Trade war history is not on Justin Trudeau’s side
In 1969, Canadian Prime Minister Pierre Trudeau reflected on his country’s relationship with the United States in a speech to the Washington Press Club. “Living next to you is in some ways like sleeping with an elephant,” he said. “No matter how friendly and even-tempered is the beast…one is affected by every twitch and grunt.”
His son Justin Trudeau, the current prime minister, might be tempted to describe the U.S. in even more colourful terms, given his recent diplomatic row with the Trump administration. It’s hard to believe that the two countries are on the brink of a war over tariffs, since Canada is second only to China as a trade partner of the U.S.
While the current fracas seems like a deviation from longstanding norms, it likely signals the revival of a much deeper history of acrimonious commercial conflict between the two nations. These conflicts have had profound consequences for Canadian politics. Justin Trudeau should take note.
After Canada’s first prime minister, Sir John Alexander Macdonald, came to power in 1867, he hoped to set up a free-trade relationship between his country and the U.S. These efforts failed. After losing power for several years, Macdonald regained his position as prime minister in 1878 by promising what became known as the “National Policy.”
This was Canada’s version of “America First”: It imposed very high tariffs on manufactured goods from the United States, with lower tariffs on raw materials needed by Canada’s fledging manufacturing sector. Macdonald’s policy became the new orthodoxy, and in his final successful re-election bid in 1891, the opposition Liberal Party went down to defeat after espousing reduced tariffs under a policy of “unrestricted reciprocity.”
The appeal of protectionism went well beyond economics. Many Canadians feared a commercial union with the U.S. would invite the absorption of their country by the elephant to their south. In fact, when the Liberal Party managed to secure a provisional free-trade agreement with the Americans in 1911, the Conservatives fanned fears that commercial reciprocity would lead to political annexation, and in the next election the Liberals lost.

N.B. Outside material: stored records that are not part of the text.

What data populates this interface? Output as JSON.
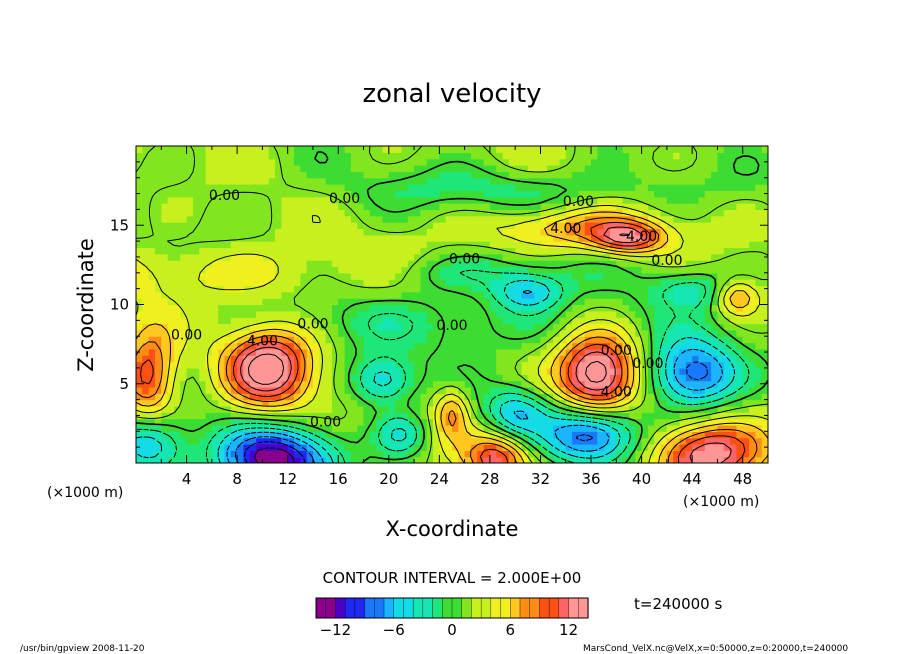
{
  "chart_data": {
    "type": "heatmap",
    "title": "zonal velocity",
    "xlabel": "X-coordinate",
    "ylabel": "Z-coordinate",
    "x_unit_left": "(×1000 m)",
    "x_unit_right": "(×1000 m)",
    "xlim": [
      0,
      50
    ],
    "ylim": [
      0,
      20
    ],
    "x_ticks": [
      "4",
      "8",
      "12",
      "16",
      "20",
      "24",
      "28",
      "32",
      "36",
      "40",
      "44",
      "48"
    ],
    "y_ticks": [
      "5",
      "10",
      "15"
    ],
    "contour_interval_text": "CONTOUR INTERVAL = 2.000E+00",
    "time_text": "t=240000 s",
    "colorbar": {
      "range": [
        -14,
        14
      ],
      "ticks": [
        "−12",
        "−6",
        "0",
        "6",
        "12"
      ],
      "colors": [
        "#8a008a",
        "#4b00c8",
        "#1e28f0",
        "#1a78ff",
        "#1ab4ff",
        "#14dce6",
        "#14e6b4",
        "#1ee678",
        "#3cdc32",
        "#82e61e",
        "#c8f01e",
        "#f0f01e",
        "#ffc81e",
        "#ff8c14",
        "#ff5014",
        "#ff6464",
        "#ff9696"
      ]
    },
    "contour_labels": [
      "0.00",
      "0.00",
      "0.00",
      "0.00",
      "0.00",
      "0.00",
      "0.00",
      "0.00",
      "0.00",
      "0.00",
      "0.00",
      "4.00",
      "4.00",
      "4.00",
      "4.00"
    ],
    "features": [
      {
        "x": 10.5,
        "z": 6.0,
        "value": 13,
        "sx": 2.4,
        "sz": 1.8
      },
      {
        "x": 36.5,
        "z": 5.5,
        "value": 14,
        "sx": 2.2,
        "sz": 1.8
      },
      {
        "x": 1.0,
        "z": 5.5,
        "value": 10,
        "sx": 1.5,
        "sz": 2.0
      },
      {
        "x": 45.0,
        "z": 0.5,
        "value": 12,
        "sx": 3.0,
        "sz": 1.4
      },
      {
        "x": 28.5,
        "z": 0.3,
        "value": 9,
        "sx": 1.8,
        "sz": 1.1
      },
      {
        "x": 39.0,
        "z": 14.2,
        "value": 9,
        "sx": 2.0,
        "sz": 0.7
      },
      {
        "x": 34.0,
        "z": 14.8,
        "value": 6,
        "sx": 4.5,
        "sz": 0.9
      },
      {
        "x": 47.5,
        "z": 10.5,
        "value": 7,
        "sx": 1.2,
        "sz": 0.8
      },
      {
        "x": 25.0,
        "z": 3.2,
        "value": 6,
        "sx": 0.9,
        "sz": 1.1
      },
      {
        "x": 11.0,
        "z": 0.2,
        "value": -15,
        "sx": 3.2,
        "sz": 1.5
      },
      {
        "x": 36.0,
        "z": 1.8,
        "value": -12,
        "sx": 2.6,
        "sz": 1.3
      },
      {
        "x": 44.0,
        "z": 5.6,
        "value": -12,
        "sx": 2.5,
        "sz": 1.6
      },
      {
        "x": 1.0,
        "z": 1.2,
        "value": -9,
        "sx": 2.0,
        "sz": 1.3
      },
      {
        "x": 19.5,
        "z": 5.2,
        "value": -8,
        "sx": 1.8,
        "sz": 1.1
      },
      {
        "x": 30.0,
        "z": 3.2,
        "value": -7,
        "sx": 1.8,
        "sz": 1.1
      },
      {
        "x": 21.0,
        "z": 1.8,
        "value": -6,
        "sx": 1.5,
        "sz": 1.0
      },
      {
        "x": 31.0,
        "z": 10.8,
        "value": -7,
        "sx": 2.0,
        "sz": 0.8
      },
      {
        "x": 44.0,
        "z": 11.0,
        "value": -5,
        "sx": 2.5,
        "sz": 0.9
      },
      {
        "x": 26.0,
        "z": 12.0,
        "value": -4,
        "sx": 6.0,
        "sz": 0.9
      },
      {
        "x": 25.0,
        "z": 9.0,
        "value": -3,
        "sx": 10.0,
        "sz": 1.4
      },
      {
        "x": 8.0,
        "z": 12.0,
        "value": 3,
        "sx": 12.0,
        "sz": 1.2
      },
      {
        "x": 30.0,
        "z": 17.3,
        "value": -3,
        "sx": 10.0,
        "sz": 1.0
      }
    ]
  },
  "footer": {
    "left": "/usr/bin/gpview   2008-11-20",
    "right": "MarsCond_VelX.nc@VelX,x=0:50000,z=0:20000,t=240000"
  }
}
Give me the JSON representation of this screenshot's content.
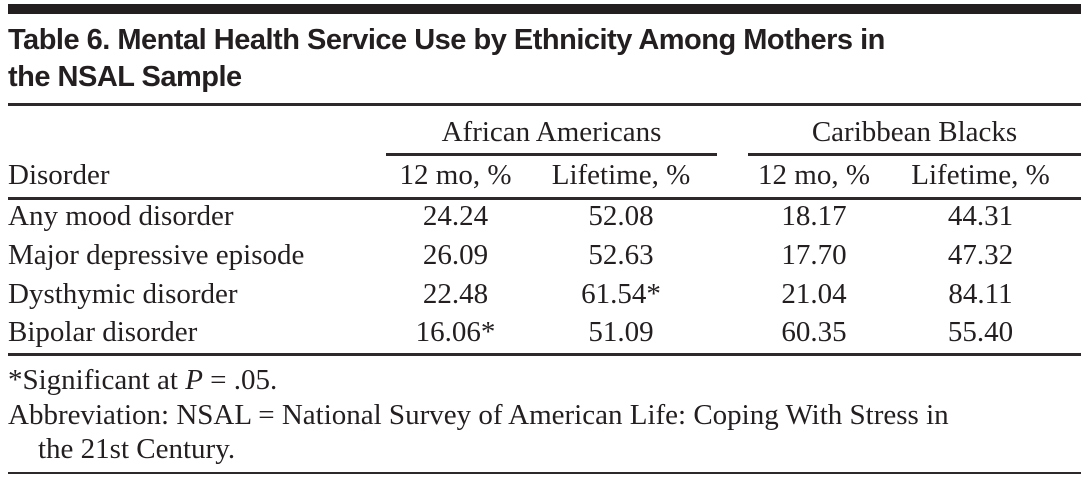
{
  "title": {
    "lines": [
      "Table 6. Mental Health Service Use by Ethnicity Among Mothers in",
      "the NSAL Sample"
    ]
  },
  "table": {
    "row_header_label": "Disorder",
    "groups": [
      {
        "label": "African Americans",
        "col_labels": [
          "12 mo, %",
          "Lifetime, %"
        ]
      },
      {
        "label": "Caribbean Blacks",
        "col_labels": [
          "12 mo, %",
          "Lifetime, %"
        ]
      }
    ],
    "rows": [
      {
        "disorder": "Any mood disorder",
        "values": [
          "24.24",
          "52.08",
          "18.17",
          "44.31"
        ]
      },
      {
        "disorder": "Major depressive episode",
        "values": [
          "26.09",
          "52.63",
          "17.70",
          "47.32"
        ]
      },
      {
        "disorder": "Dysthymic disorder",
        "values": [
          "22.48",
          "61.54*",
          "21.04",
          "84.11"
        ]
      },
      {
        "disorder": "Bipolar disorder",
        "values": [
          "16.06*",
          "51.09",
          "60.35",
          "55.40"
        ]
      }
    ]
  },
  "footnotes": {
    "significance": {
      "prefix": "*Significant at ",
      "p_symbol": "P",
      "suffix": " = .05."
    },
    "abbreviation": {
      "lines": [
        "Abbreviation: NSAL = National Survey of American Life: Coping With Stress in",
        "the 21st Century."
      ]
    }
  },
  "colors": {
    "text": "#231f20",
    "rule": "#2d292a",
    "background": "#ffffff"
  }
}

For the remaining decades, Canada maintained its hostile stance toward free trade. The one time that trade barriers fell, between 1913 and 1921, it was the U.S. that unilaterally lowered tariffs on Canadian goods. After Congress reversed course with the passage of the Fordney-McCumber Tariff in 1922, cross-border trade resumed its usual contentious dynamic.
Predictably, the Liberal Party resumed its attempts to liberalize trade. Its leader, William Lyon Mackenzie King, hoped that lower tariffs would enable him to forge a winning political coalition. But the twitches and grunts of the elephant to the south ruined those plans.

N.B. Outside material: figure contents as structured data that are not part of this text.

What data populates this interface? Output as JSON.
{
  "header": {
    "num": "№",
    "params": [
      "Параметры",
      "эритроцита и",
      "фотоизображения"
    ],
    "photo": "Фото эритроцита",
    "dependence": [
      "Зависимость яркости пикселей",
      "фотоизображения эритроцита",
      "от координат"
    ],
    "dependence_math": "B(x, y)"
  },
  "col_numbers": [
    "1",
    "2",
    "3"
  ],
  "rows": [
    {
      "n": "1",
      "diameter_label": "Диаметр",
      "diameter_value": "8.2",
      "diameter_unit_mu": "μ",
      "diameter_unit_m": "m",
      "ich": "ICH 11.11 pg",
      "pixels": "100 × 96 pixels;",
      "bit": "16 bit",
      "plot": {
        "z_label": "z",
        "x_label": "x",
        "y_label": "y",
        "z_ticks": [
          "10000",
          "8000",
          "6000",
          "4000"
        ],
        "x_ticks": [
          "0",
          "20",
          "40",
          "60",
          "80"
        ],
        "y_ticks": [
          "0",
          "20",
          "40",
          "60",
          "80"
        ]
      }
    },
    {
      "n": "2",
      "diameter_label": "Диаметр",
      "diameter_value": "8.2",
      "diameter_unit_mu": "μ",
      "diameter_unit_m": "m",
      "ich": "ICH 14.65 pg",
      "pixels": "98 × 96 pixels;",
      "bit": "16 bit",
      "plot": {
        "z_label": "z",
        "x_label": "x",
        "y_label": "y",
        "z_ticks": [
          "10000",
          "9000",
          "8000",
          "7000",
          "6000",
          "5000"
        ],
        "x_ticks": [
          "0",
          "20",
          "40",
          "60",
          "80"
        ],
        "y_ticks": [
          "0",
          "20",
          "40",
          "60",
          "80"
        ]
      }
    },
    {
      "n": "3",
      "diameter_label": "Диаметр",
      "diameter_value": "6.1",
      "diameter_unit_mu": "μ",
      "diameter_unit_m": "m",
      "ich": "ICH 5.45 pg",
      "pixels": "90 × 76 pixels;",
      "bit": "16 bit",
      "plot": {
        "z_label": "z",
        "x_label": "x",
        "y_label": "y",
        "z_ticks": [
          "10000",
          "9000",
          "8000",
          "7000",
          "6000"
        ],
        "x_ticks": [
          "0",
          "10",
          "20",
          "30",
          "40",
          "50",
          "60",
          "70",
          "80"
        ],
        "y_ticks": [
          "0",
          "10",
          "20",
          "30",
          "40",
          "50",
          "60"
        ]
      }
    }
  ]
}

In 1928, Herbert Hoover sought the Republican nomination. His platform included plans for higher tariffs on agricultural products, with Canada being the country most likely to suffer from these policies. After Hoover won the presidency, most Canadians doubted he would take any drastic measures. In 1929, the Toronto Globe expressed confidence that Hoover would “do everything in his power to discourage Congress from enacting drastic tariff increases whose chief effect would be to arouse resentment in Canada.”
But King, writing in his diary, expressed fears of a “tariff war developing,” and grimly predicted that Canada “could and probably would retaliate” if the United States made such a move. King hated the idea, but he knew that his Liberal Party was vulnerable on the issue. He proved prescient. Indeed, by this time, the new leader of the Conservative Party, Richard Bedford Bennett, was arguing that Canada should wall itself off from the U.S., and reorient its trade toward Great Britain.
In 1930, as the Great Depression began to cripple the global economy, Congress passed the infamous Smoot-Hawley Tariff Act, which slapped a host of costs on Canadian goods. Bennett lost no opportunity to slam King and the Liberals as weak in their dealings with the Americans.
In a campaign speech, Bennett fanned nationalist fervor, declaring: “I will not beg of any country to buy our goods. I will make [tariffs] fight for you. I will use them to blast a way into markets that have been closed.”
Bennett rode these promises to victory in 1930, driving King from office. Canada soon slapped retaliatory tariffs on the U.S. and deliberately steered its trade toward the British Empire.
But retaliatory tariffs couldn’t save Hoover and Bennett. Both went down to ignominious defeat thanks to the Depression, replaced by Franklin Delano Roosevelt and, yes, Mackenzie King. In the 1930s, these two leaders began crafting the first agreements to liberalize trade relations. This time, King managed to quell anxiety in Canada that it would become a vassal state of the U.S. In the postwar era, he used the General Agreement on Tariffs and Trade, signed in 1947, to lower barriers.
These efforts laid the groundwork for further liberalization of trade, including the Canada-United States Automotive Products Agreements and, eventually, the North American Free Trade Agreement. In the eyes of Donald Trump, it was precisely this liberalization that has left the United States vulnerable, necessitating a revival of retaliatory tariffs.
If Trump continues waging a trade war, this will almost certainly lead to a revival of old-fashioned Canadian nationalism. The Conservative Party could readily use the conflict to ride back into power, toppling Trudeau’s Liberals, much as the Conservatives did repeatedly so many years ago.
And while Canada can no longer turn to the British Empire to replace trade with the Americans, there are other options available. China is currently Canada’s second-largest trading partner. There is no reason the Chinese can’t eventually supplant the U.S. for the top spot.
Such a shift would come at the expense of American jobs, prestige and influence, while strengthening China. In the long run, that’s not going to Make America Great Again.